Après tout, suivant la remarque de Conseil, nous jouissions d’une entière liberté, nous étions délicatement et abondamment nourris. Notre hôte se tenait dans les termes de son traité. Nous ne pouvions nous plaindre, et d’ailleurs, la singularité même de notre destinée nous réservait de si belles compensations, que nous n’avions pas encore le droit de l’accuser.

Ce jour-là, je commençai le journal de ces aventures, ce qui m’a permis de les raconter avec la plus scrupuleuse exactitude, et, détail curieux, je l’écrivis sur un papier fabriqué avec la zostère marine.

Le 11 novembre, de grand matin, l’air frais répandu à l’intérieur du Nautilus m’apprit que nous étions revenus à la surface de l’Océan, afin de renouveler les provisions d’oxygène. Je me dirigeai vers l’escalier central, et je montai sur la plate-forme.

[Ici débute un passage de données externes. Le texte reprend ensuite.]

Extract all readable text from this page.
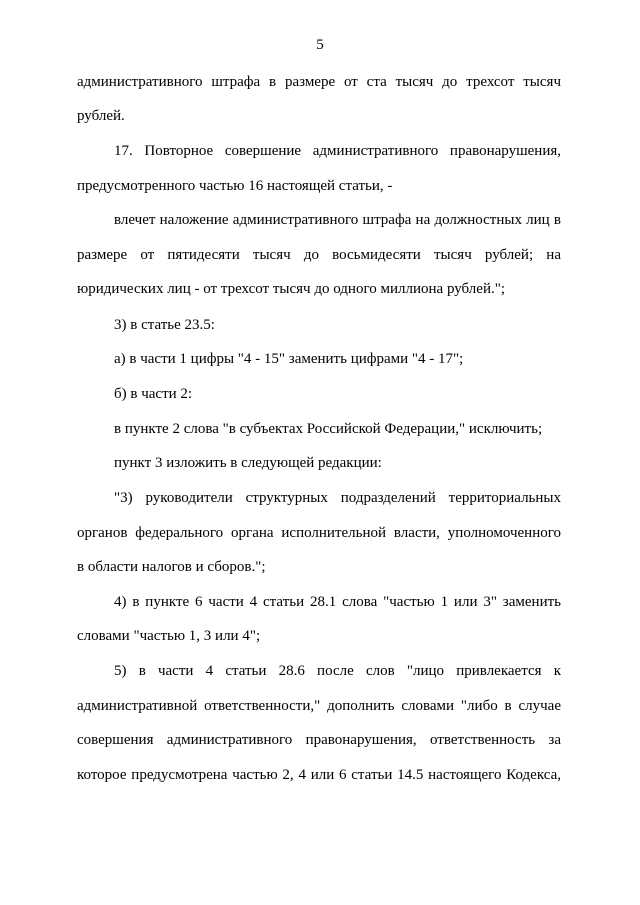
5
административного штрафа в размере от ста тысяч до трехсот тысяч
рублей.
17. Повторное совершение административного правонарушения,
предусмотренного частью 16 настоящей статьи, -
влечет наложение административного штрафа на должностных лиц в
размере от пятидесяти тысяч до восьмидесяти тысяч рублей; на
юридических лиц - от трехсот тысяч до одного миллиона рублей.";
3) в статье 23.5:
а) в части 1 цифры "4 - 15" заменить цифрами "4 - 17";
б) в части 2:
в пункте 2 слова "в субъектах Российской Федерации," исключить;
пункт 3 изложить в следующей редакции:
"3) руководители структурных подразделений территориальных
органов федерального органа исполнительной власти, уполномоченного
в области налогов и сборов.";
4) в пункте 6 части 4 статьи 28.1 слова "частью 1 или 3" заменить
словами "частью 1, 3 или 4";
5) в части 4 статьи 28.6 после слов "лицо привлекается к
административной ответственности," дополнить словами "либо в случае
совершения административного правонарушения, ответственность за
которое предусмотрена частью 2, 4 или 6 статьи 14.5 настоящего Кодекса,
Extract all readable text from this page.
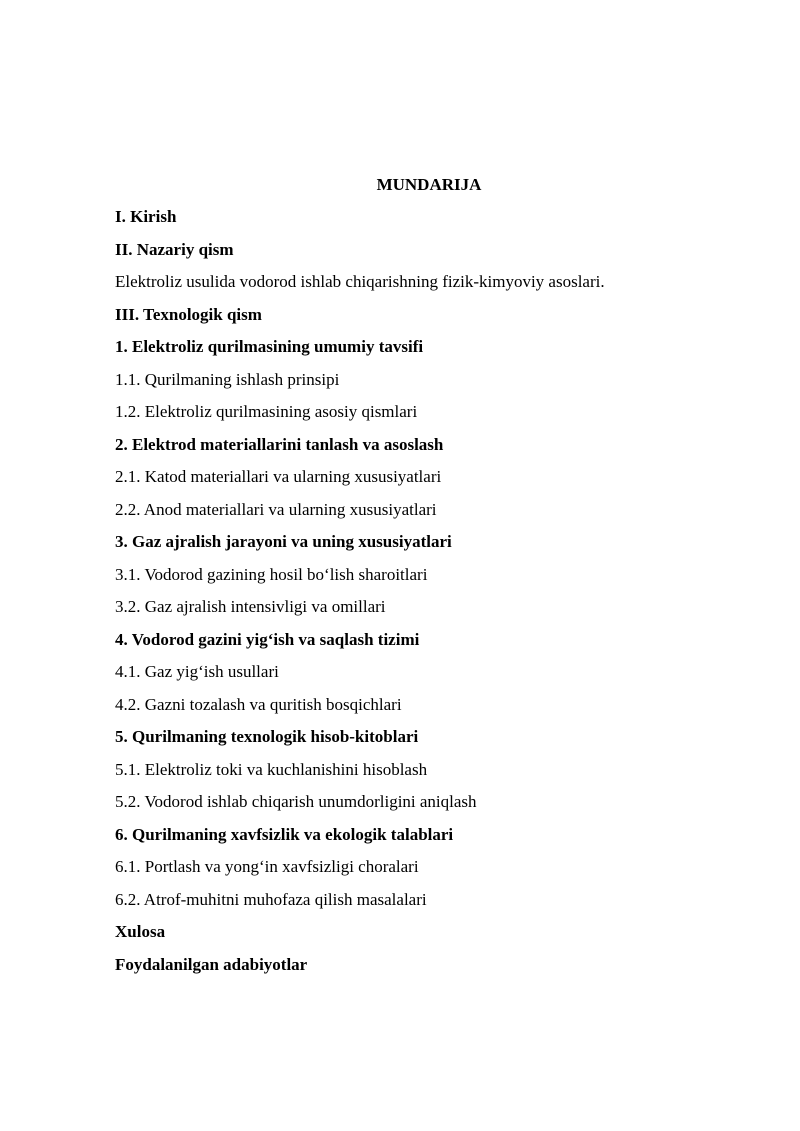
MUNDARIJA
I. Kirish
II. Nazariy qism
Elektroliz usulida vodorod ishlab chiqarishning fizik-kimyoviy asoslari.
III. Texnologik qism
1. Elektroliz qurilmasining umumiy tavsifi
1.1. Qurilmaning ishlash prinsipi
1.2. Elektroliz qurilmasining asosiy qismlari
2. Elektrod materiallarini tanlash va asoslash
2.1. Katod materiallari va ularning xususiyatlari
2.2. Anod materiallari va ularning xususiyatlari
3. Gaz ajralish jarayoni va uning xususiyatlari
3.1. Vodorod gazining hosil bo‘lish sharoitlari
3.2. Gaz ajralish intensivligi va omillari
4. Vodorod gazini yig‘ish va saqlash tizimi
4.1. Gaz yig‘ish usullari
4.2. Gazni tozalash va quritish bosqichlari
5. Qurilmaning texnologik hisob-kitoblari
5.1. Elektroliz toki va kuchlanishini hisoblash
5.2. Vodorod ishlab chiqarish unumdorligini aniqlash
6. Qurilmaning xavfsizlik va ekologik talablari
6.1. Portlash va yong‘in xavfsizligi choralari
6.2. Atrof-muhitni muhofaza qilish masalalari
Xulosa
Foydalanilgan adabiyotlar
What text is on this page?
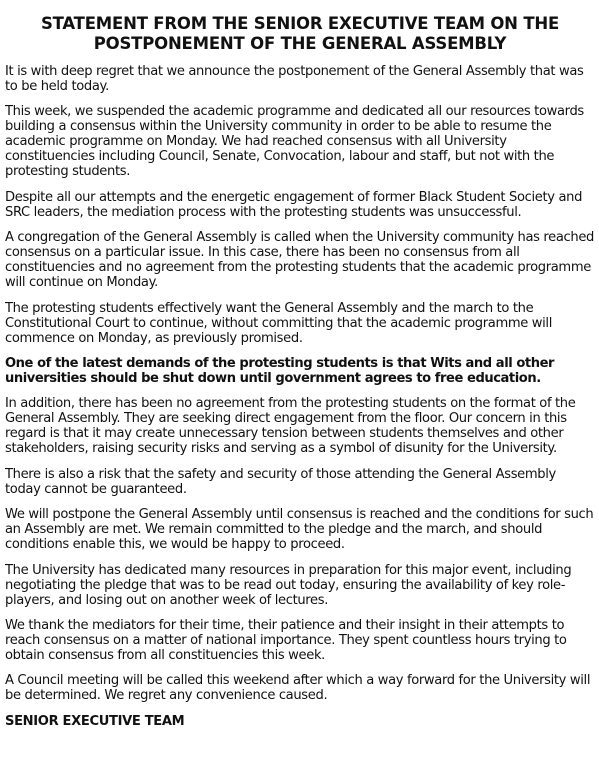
STATEMENT FROM THE SENIOR EXECUTIVE TEAM ON THE
POSTPONEMENT OF THE GENERAL ASSEMBLY

It is with deep regret that we announce the postponement of the General Assembly that was to be held today.

This week, we suspended the academic programme and dedicated all our resources towards building a consensus within the University community in order to be able to resume the academic programme on Monday. We had reached consensus with all University constituencies including Council, Senate, Convocation, labour and staff, but not with the protesting students.

Despite all our attempts and the energetic engagement of former Black Student Society and SRC leaders, the mediation process with the protesting students was unsuccessful.

A congregation of the General Assembly is called when the University community has reached consensus on a particular issue. In this case, there has been no consensus from all constituencies and no agreement from the protesting students that the academic programme will continue on Monday.

The protesting students effectively want the General Assembly and the march to the Constitutional Court to continue, without committing that the academic programme will commence on Monday, as previously promised.

One of the latest demands of the protesting students is that Wits and all other universities should be shut down until government agrees to free education.

In addition, there has been no agreement from the protesting students on the format of the General Assembly. They are seeking direct engagement from the floor. Our concern in this regard is that it may create unnecessary tension between students themselves and other stakeholders, raising security risks and serving as a symbol of disunity for the University.

There is also a risk that the safety and security of those attending the General Assembly today cannot be guaranteed.

We will postpone the General Assembly until consensus is reached and the conditions for such an Assembly are met. We remain committed to the pledge and the march, and should conditions enable this, we would be happy to proceed.

The University has dedicated many resources in preparation for this major event, including negotiating the pledge that was to be read out today, ensuring the availability of key role-players, and losing out on another week of lectures.

We thank the mediators for their time, their patience and their insight in their attempts to reach consensus on a matter of national importance. They spent countless hours trying to obtain consensus from all constituencies this week.

A Council meeting will be called this weekend after which a way forward for the University will be determined. We regret any convenience caused.

SENIOR EXECUTIVE TEAM
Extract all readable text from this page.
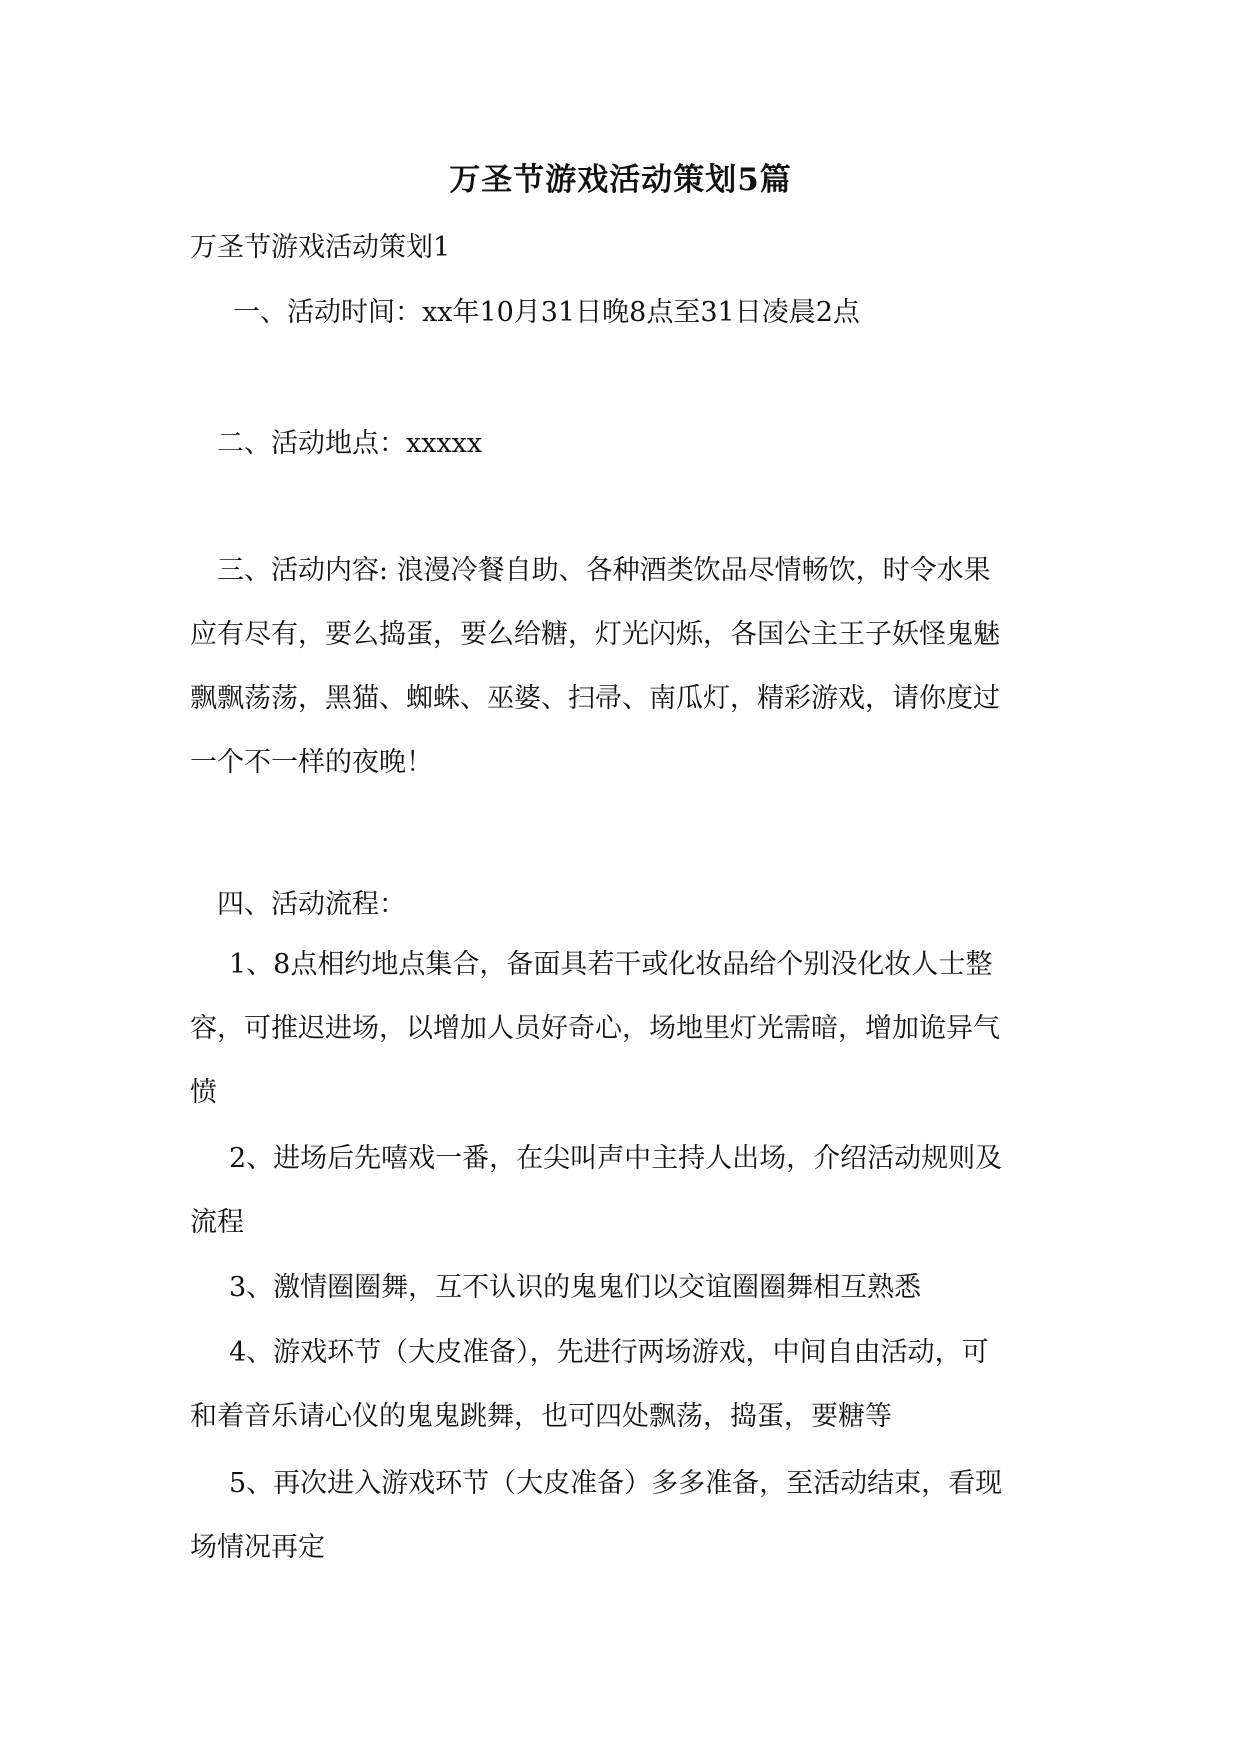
万圣节游戏活动策划5篇

万圣节游戏活动策划1

一、活动时间：xx年10月31日晚8点至31日凌晨2点

二、活动地点：xxxxx

三、活动内容: 浪漫冷餐自助、各种酒类饮品尽情畅饮，时令水果
应有尽有，要么捣蛋，要么给糖，灯光闪烁，各国公主王子妖怪鬼魅
飘飘荡荡，黑猫、蜘蛛、巫婆、扫帚、南瓜灯，精彩游戏，请你度过
一个不一样的夜晚！

四、活动流程：

1、8点相约地点集合，备面具若干或化妆品给个别没化妆人士整
容，可推迟进场，以增加人员好奇心，场地里灯光需暗，增加诡异气
愤
2、进场后先嘻戏一番，在尖叫声中主持人出场，介绍活动规则及
流程
3、激情圈圈舞，互不认识的鬼鬼们以交谊圈圈舞相互熟悉
4、游戏环节（大皮准备），先进行两场游戏，中间自由活动，可
和着音乐请心仪的鬼鬼跳舞，也可四处飘荡，捣蛋，要糖等
5、再次进入游戏环节（大皮准备）多多准备，至活动结束，看现
场情况再定
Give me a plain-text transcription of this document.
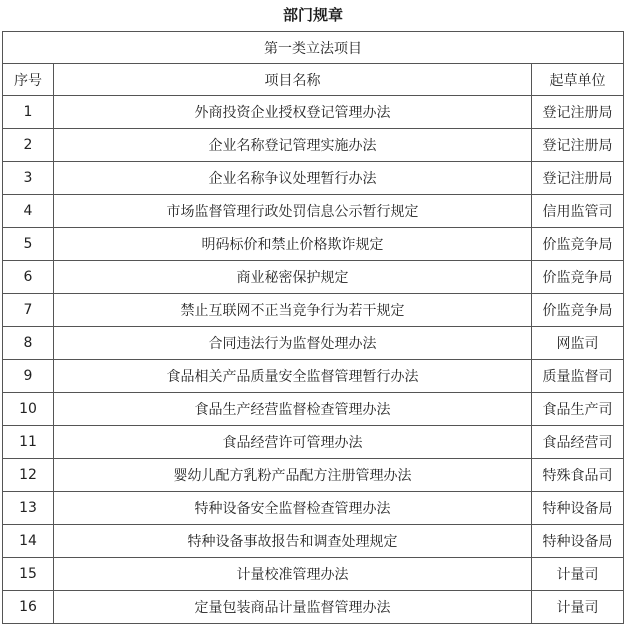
部门规章
第一类立法项目		
序号	项目名称	起草单位
1	外商投资企业授权登记管理办法	登记注册局
2	企业名称登记管理实施办法	登记注册局
3	企业名称争议处理暂行办法	登记注册局
4	市场监督管理行政处罚信息公示暂行规定	信用监管司
5	明码标价和禁止价格欺诈规定	价监竞争局
6	商业秘密保护规定	价监竞争局
7	禁止互联网不正当竞争行为若干规定	价监竞争局
8	合同违法行为监督处理办法	网监司
9	食品相关产品质量安全监督管理暂行办法	质量监督司
10	食品生产经营监督检查管理办法	食品生产司
11	食品经营许可管理办法	食品经营司
12	婴幼儿配方乳粉产品配方注册管理办法	特殊食品司
13	特种设备安全监督检查管理办法	特种设备局
14	特种设备事故报告和调查处理规定	特种设备局
15	计量校准管理办法	计量司
16	定量包装商品计量监督管理办法	计量司
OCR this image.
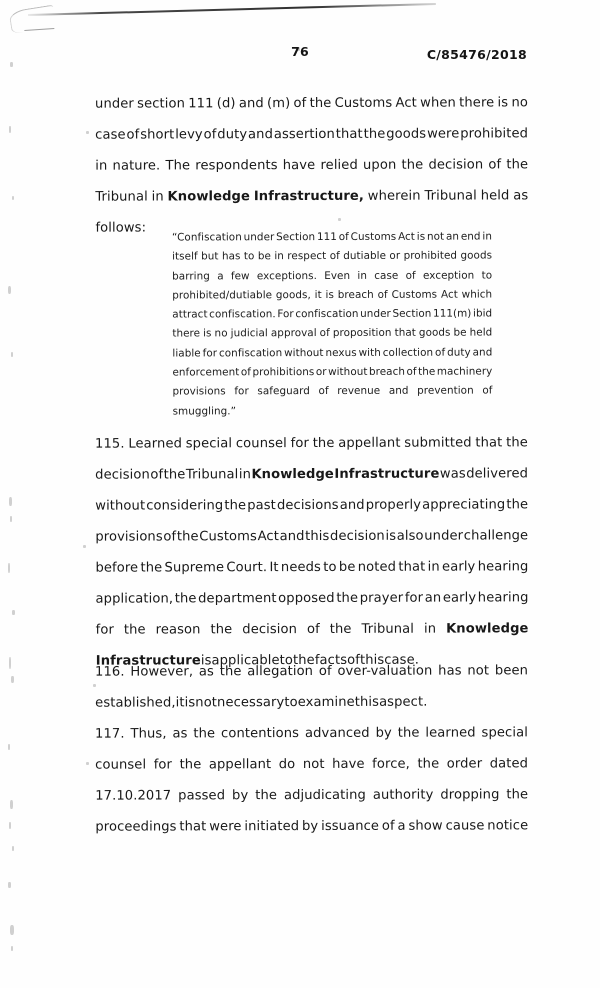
76	C/85476/2018
under section 111 (d) and (m) of the Customs Act when there is no
case of short levy of duty and assertion that the goods were prohibited
in nature. The respondents have relied upon the decision of the
Tribunal in Knowledge Infrastructure, wherein Tribunal held as
follows:
“Confiscation under Section 111 of Customs Act is not an end in
itself but has to be in respect of dutiable or prohibited goods
barring a few exceptions. Even in case of exception to
prohibited/dutiable goods, it is breach of Customs Act which
attract confiscation. For confiscation under Section 111(m) ibid
there is no judicial approval of proposition that goods be held
liable for confiscation without nexus with collection of duty and
enforcement of prohibitions or without breach of the machinery
provisions for safeguard of revenue and prevention of
smuggling.”
115. Learned special counsel for the appellant submitted that the
decision of the Tribunal in Knowledge Infrastructure was delivered
without considering the past decisions and properly appreciating the
provisions of the Customs Act and this decision is also under challenge
before the Supreme Court. It needs to be noted that in early hearing
application, the department opposed the prayer for an early hearing
for the reason the decision of the Tribunal in Knowledge
Infrastructure is applicable to the facts of this case.
116. However, as the allegation of over-valuation has not been
established, it is not necessary to examine this aspect.
117. Thus, as the contentions advanced by the learned special
counsel for the appellant do not have force, the order dated
17.10.2017 passed by the adjudicating authority dropping the
proceedings that were initiated by issuance of a show cause notice
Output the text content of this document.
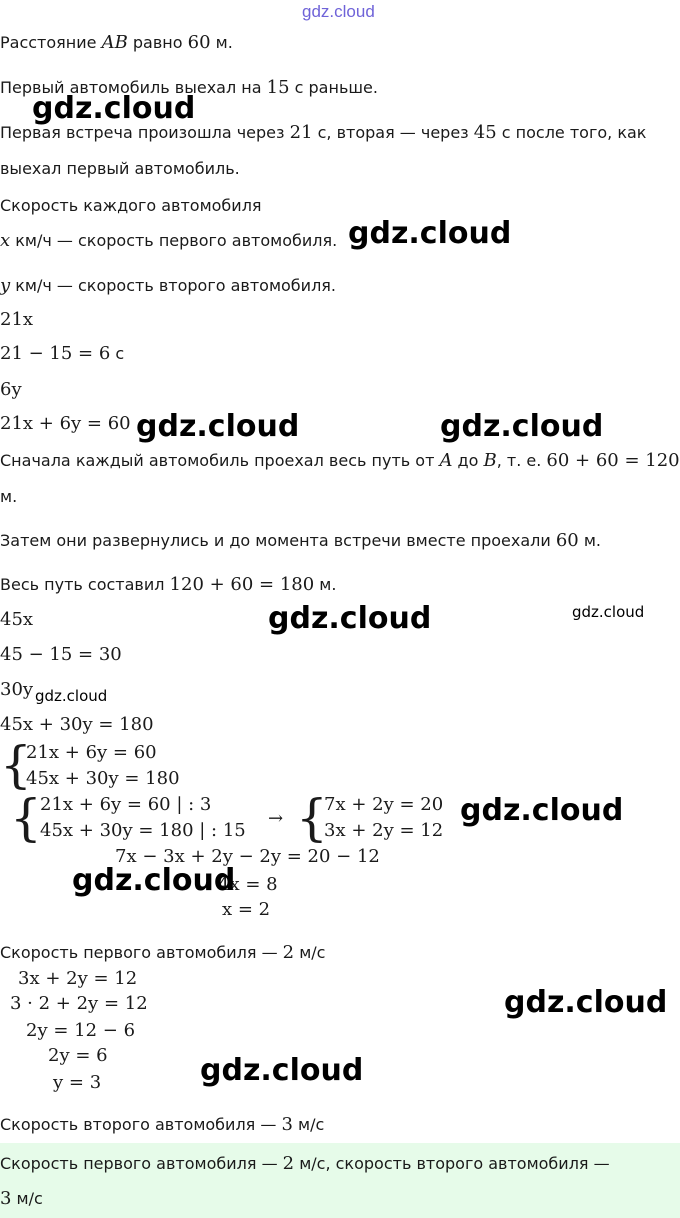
gdz.cloud
Расстояние AB равно 60 м.
Первый автомобиль выехал на 15 с раньше.
Первая встреча произошла через 21 с, вторая — через 45 с после того, как
выехал первый автомобиль.
Скорость каждого автомобиля
x км/ч — скорость первого автомобиля.
y км/ч — скорость второго автомобиля.
21x
21 − 15 = 6 с
6y
21x + 6y = 60
Сначала каждый автомобиль проехал весь путь от A до B, т. е. 60 + 60 = 120
м.
Затем они развернулись и до момента встречи вместе проехали 60 м.
Весь путь составил 120 + 60 = 180 м.
45x
45 − 15 = 30
30y
45x + 30y = 180
{
21x + 6y = 60
45x + 30y = 180
{
21x + 6y = 60 | : 3
45x + 30y = 180 | : 15
→ {
7x + 2y = 20
3x + 2y = 12
7x − 3x + 2y − 2y = 20 − 12
4x = 8
x = 2
Скорость первого автомобиля — 2 м/с
3x + 2y = 12
3 · 2 + 2y = 12
2y = 12 − 6
2y = 6
y = 3
Скорость второго автомобиля — 3 м/с
Скорость первого автомобиля — 2 м/с, скорость второго автомобиля —
3 м/с
gdz.cloud
gdz.cloud
gdz.cloud	gdz.cloud
gdz.cloud	gdz.cloud
gdz.cloud
gdz.cloud
gdz.cloud
gdz.cloud
gdz.cloud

Il était six heures. Je trouvai le temps couvert, la mer grise, mais calme. À peine de houle. Le capitaine Nemo, que j’espérais rencontrer là, viendrait-il ? Je n’aperçus que le timonier, emprisonné dans sa cage de verre. Assis sur la saillie produite par la coque du canot, j’aspirai avec délices les émanations salines.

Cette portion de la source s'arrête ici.